The apocalyptic bells of hell
In 'Black Metal', Magius brilliantly chronicles the genesis and self-destruction of the eponymous music scene in 1990s Norway.

Magius
Autsider Comics
220 pages / 25 euros
When one starts reading the last Magius (2021 National Award for satire Spring for Madrid), bells begin to ring. Perhaps the bells of hell, but counterpointed by the sound of toy bells placed on a baby's crib. Because, on the one hand, this tells a story we already know: that of the genesis and self-destruction of the Black Metal scene in Norway in the 1990s, which was captured in the celebrated essay Lords of Chaos (It's Pop) by Michael Moynihan and Didrik Søderlind and later brought to the cinema under the direction of Jonas ÅkerlundIn other words, the nihilistic escalation that led a generation of overprotected children of one of Europe's most placid countries to unleash a civil Ragnarock punctuated by church burnings, instinctual murders, and induced suicides.
But the bells – from hell or from the baby's cradle – also ring in another direction, which leads to the past of Magius's career as a comic artist. And they do so in two directions: the one that leads to his first fanzine attempts around the universe of Nordic Black Metal – his eponymous fanzine was published in 2001 – and the one that leads to the origins of his impressive mature production, where the first pages of the dazzling The Gemini Method (Autsaider, 2018) seemed to outline the key that determines the spirit of this latest work. There, in The Gemini Method, a mobster's monologue used the story of "a very bad boy" to illustrate the concept of disorganized crime, making that little story starring a ridiculous character cast an eloquent shadow over the rest of the work: deep down, the history of the mafia continues to reveal the internal mechanics of a child's game (a parallel conclusion to that which Takeshi Kitano would reach with his trilogy Outrage).
On the pages of Black Metal, Magius starts from the radical decision to maintain a certain fidelity to the facts, but turning the protagonists of the story –Euronymous, Dead, Kristian, etc.– into, literally, small children marked by loneliness, lack of communication with their parents and fear of others. gimmick plays in favor of comedy and turns the sensationalist chronicle into a grotesque farce, but also contributes to resolving the problems of point of view that conditioned so much the original book - which oscillated between journalistic coldness and a problematic sympathy for the devil– like the derivative film, unable to decide between being a comedy or a tragedy.
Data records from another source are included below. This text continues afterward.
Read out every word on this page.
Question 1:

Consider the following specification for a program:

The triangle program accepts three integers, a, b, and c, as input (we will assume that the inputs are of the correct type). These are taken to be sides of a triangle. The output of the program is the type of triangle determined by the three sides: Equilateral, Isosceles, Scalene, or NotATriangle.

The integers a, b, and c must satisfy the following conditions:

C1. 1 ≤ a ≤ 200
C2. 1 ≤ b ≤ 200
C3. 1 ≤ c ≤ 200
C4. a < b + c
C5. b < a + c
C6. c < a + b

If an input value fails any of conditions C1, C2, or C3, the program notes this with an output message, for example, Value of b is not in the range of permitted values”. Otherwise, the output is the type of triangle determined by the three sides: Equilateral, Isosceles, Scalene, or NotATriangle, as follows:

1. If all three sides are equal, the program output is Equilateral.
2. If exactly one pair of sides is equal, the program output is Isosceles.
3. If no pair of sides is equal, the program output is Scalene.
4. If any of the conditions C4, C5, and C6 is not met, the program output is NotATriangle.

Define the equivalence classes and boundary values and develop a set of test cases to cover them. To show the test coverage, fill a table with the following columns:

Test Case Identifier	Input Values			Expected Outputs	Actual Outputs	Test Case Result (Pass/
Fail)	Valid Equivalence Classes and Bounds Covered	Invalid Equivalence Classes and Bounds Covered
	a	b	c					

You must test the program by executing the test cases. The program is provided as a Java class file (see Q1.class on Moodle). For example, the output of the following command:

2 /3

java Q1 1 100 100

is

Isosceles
In a new stylistic reinvention, Magius (artistic name of the Murcian Diego Corbalán) recovers here the crudeness of the strokes of his original fanzines, making it dialogue with a recreation of the fantastic imagery of the illustrations and paintings of Theodor Kittelsen and with a register of naiveté cute, somewhat reminiscent of Pendleton Ward's universes when it comes to describing, respectively, the mythical universe of Norway and the character of the characters who have not chosen the path of darkness. The whole thing is an absolute marvel that confirms the consistency and intelligence of Magius's gaze when it comes to dissecting the functioning of closed groups - whether they are corrupt politicians, gangsters or Black Metal creatures – and diagnoses – with sarcasm, but also with precision – one of those symptoms of our times that so interested JG Ballard: an incomprehensible outbreak of impulsive violence in an environment marked by privilege and the control of passions.